How can I efficiently determine which item has the fewest bookings? Any help would be greatly appreciated!

MFB
  • 19,017
  • 27
  • 72
  • 118
  • 2
    Is it an sql database? If so, doing the filtering with a select count distinct query will be much faster. If you have to pull it all into Python, it will be O(n) because you will *have* to iterate over the entire list, in addition to the inefficiency of selecting more data than you need from sql to python. – rob05c Mar 07 '12 at 02:11
  • Its NoSQL but there is a `distinct` equivalent. Can you explain more about which distinct value I should query? Sorry, I'm not following you yet. – MFB Mar 07 '12 at 02:14
  • A) If it's in a database, do the work in the database... Databases are very very good at set based problems and there are a bunch of similar questions you might ask about that data that would translate easily into SQL. B) That is a terrible data structure for your data. Can a booking have no more than one item? Why isn't Booking a class? If this is database data, are you not using an ORM? – gfortune Mar 07 '12 at 02:18
  • @MFB in SQL, Select Distinct returns the unique values of a _column_. The first answer in [this thread](http://stackoverflow.com/questions/1346345/mysql-count-occurances-of-distinct-values) has an example of how to get the number of occurrences of each value in a column. I recommend Googling how to do the same in your NoSql database. – rob05c Mar 07 '12 at 02:31
  • @gfortune A) agreed B) I didn't design the data structure – MFB Mar 07 '12 at 02:36

2 Answers2

4
from collections import Counter

# create the counter, from most common to least common. reverse it, and get the first item.
item, num = Counter(b['Item'] for b in bookings).most_common()[::-1][0]

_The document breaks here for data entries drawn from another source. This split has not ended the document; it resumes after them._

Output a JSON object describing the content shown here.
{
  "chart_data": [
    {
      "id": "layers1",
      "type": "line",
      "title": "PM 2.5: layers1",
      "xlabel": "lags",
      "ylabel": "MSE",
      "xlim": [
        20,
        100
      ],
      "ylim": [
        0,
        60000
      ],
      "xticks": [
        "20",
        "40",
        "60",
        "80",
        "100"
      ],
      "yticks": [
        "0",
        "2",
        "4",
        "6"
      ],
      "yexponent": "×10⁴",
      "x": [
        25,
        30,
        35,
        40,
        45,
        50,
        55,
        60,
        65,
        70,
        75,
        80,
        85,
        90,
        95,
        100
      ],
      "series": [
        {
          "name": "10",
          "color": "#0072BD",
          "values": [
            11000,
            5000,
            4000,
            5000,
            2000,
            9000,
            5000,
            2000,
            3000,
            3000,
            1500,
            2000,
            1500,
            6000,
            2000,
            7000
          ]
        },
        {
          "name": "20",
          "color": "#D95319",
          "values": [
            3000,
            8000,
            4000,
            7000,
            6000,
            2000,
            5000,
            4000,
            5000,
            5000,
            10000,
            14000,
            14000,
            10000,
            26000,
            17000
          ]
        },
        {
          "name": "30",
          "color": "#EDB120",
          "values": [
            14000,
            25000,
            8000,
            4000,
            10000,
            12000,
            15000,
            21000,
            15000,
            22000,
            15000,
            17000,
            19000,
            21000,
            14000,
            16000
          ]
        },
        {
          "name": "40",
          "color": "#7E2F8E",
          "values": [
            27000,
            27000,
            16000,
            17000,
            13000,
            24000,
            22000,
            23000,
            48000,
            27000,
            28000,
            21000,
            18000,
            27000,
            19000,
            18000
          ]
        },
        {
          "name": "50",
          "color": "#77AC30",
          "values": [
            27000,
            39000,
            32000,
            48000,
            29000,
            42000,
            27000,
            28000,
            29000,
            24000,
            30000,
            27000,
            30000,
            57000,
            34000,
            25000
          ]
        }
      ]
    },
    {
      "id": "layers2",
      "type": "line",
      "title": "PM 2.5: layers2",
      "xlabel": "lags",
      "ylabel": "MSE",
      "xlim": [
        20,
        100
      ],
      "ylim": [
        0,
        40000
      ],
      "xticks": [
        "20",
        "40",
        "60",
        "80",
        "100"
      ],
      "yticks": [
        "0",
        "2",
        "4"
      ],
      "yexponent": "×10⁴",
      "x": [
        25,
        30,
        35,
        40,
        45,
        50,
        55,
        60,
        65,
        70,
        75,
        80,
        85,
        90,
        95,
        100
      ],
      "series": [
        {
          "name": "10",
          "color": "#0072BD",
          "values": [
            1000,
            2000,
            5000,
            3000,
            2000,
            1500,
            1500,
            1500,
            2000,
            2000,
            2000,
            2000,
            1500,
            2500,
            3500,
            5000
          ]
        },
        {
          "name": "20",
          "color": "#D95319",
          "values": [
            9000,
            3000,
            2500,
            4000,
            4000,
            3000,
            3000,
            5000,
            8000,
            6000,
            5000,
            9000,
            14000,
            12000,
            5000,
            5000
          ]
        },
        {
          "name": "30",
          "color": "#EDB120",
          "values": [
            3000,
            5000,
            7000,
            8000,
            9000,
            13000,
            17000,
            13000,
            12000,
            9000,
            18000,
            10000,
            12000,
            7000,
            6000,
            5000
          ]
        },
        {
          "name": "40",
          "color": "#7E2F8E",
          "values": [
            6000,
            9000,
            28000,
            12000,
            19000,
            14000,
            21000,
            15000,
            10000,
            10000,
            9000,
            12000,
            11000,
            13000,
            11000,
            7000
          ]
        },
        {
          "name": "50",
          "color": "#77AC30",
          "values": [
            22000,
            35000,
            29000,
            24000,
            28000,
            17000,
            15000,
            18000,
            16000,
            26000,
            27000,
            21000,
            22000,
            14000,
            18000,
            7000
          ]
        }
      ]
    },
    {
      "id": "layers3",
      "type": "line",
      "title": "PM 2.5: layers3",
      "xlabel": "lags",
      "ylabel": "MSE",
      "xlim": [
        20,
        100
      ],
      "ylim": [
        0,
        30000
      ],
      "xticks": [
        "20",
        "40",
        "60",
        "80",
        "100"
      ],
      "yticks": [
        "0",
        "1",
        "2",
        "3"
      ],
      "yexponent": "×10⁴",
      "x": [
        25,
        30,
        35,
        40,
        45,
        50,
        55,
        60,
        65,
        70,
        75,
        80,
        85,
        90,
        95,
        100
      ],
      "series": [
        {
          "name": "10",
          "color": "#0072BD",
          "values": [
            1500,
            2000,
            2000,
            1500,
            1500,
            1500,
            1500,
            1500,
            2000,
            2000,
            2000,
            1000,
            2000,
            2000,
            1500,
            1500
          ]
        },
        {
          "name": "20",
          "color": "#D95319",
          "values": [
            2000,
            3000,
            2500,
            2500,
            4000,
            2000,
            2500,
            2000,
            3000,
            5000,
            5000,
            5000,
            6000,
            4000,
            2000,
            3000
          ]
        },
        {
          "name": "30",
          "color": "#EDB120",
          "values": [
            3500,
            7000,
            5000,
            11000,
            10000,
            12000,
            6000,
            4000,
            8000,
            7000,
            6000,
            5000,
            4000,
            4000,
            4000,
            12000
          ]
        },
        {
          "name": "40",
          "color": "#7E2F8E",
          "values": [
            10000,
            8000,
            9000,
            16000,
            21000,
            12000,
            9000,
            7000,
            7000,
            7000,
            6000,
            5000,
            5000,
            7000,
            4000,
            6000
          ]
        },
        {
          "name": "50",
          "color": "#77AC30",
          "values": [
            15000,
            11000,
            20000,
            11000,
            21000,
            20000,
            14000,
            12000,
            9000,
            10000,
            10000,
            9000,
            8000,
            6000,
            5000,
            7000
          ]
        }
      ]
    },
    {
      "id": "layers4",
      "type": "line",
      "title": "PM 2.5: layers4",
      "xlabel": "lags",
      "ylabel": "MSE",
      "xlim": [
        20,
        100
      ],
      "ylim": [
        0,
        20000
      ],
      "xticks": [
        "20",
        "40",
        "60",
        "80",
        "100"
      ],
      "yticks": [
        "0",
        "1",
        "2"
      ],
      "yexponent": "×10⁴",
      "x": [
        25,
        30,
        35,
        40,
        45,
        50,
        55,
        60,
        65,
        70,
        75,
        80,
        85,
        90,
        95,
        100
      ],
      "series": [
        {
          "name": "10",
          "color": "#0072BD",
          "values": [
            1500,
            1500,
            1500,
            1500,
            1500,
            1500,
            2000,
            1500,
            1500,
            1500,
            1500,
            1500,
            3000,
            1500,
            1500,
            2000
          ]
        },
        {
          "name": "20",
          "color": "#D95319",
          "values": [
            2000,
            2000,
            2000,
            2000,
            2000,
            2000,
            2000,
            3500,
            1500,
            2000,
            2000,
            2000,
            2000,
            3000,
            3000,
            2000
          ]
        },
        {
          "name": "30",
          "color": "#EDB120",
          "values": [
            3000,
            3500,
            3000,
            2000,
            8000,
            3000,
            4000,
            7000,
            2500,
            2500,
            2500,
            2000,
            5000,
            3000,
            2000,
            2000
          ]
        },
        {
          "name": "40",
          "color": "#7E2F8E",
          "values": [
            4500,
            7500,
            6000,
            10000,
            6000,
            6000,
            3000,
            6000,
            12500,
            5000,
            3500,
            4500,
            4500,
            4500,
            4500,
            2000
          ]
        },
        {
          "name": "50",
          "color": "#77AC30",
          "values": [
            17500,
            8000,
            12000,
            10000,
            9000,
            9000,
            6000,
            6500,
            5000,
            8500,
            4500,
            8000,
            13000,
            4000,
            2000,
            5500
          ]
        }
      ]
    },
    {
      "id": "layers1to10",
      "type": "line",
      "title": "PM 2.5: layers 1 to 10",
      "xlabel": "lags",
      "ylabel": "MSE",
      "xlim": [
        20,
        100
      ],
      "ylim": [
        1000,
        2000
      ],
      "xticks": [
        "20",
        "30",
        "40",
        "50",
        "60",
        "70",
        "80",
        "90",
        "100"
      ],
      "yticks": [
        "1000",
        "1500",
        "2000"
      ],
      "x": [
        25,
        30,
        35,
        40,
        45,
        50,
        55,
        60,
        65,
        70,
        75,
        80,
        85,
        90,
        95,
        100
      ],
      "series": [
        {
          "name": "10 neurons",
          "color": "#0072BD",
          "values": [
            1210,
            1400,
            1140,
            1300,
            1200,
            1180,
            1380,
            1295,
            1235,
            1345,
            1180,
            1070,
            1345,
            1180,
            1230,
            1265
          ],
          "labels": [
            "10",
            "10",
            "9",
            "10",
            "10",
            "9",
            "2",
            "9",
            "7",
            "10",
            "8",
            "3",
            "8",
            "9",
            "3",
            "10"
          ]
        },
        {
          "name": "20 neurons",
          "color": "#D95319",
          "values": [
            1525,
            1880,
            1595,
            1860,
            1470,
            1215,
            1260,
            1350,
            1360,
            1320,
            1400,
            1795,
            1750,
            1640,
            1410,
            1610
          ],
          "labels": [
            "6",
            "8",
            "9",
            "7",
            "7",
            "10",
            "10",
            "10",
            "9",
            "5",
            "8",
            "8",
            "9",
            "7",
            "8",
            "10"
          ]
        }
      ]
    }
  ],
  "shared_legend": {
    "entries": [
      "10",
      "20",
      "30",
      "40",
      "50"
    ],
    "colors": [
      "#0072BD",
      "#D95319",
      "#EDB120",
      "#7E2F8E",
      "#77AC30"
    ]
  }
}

More efficient (courtesy of senderle):

from collections import Counter

c = Counter(b['Item'] for b in bookings)
item = min(c, key=c.get)
Sam Dolan
  • 31,966
  • 10
  • 88
  • 84
  • Under most circumstances, this is probably OK -- but `item = min(c, key=c.get)` will be slightly more efficient (O(n)), since `most_common` performs a sort (O(n log n)). – senderle Mar 07 '12 at 03:30
1

You can do this easily, although not particularly efficiently, with collections.Counter (Python's multiset):

import collections
c = collections.Counter()

for booking in bookings:
    c[booking['Item']] += 1

c.most_common()[:-2:-1]
[('foo2', 1)]
Eduardo Ivanec
  • 11,668
  • 2
  • 39
  • 42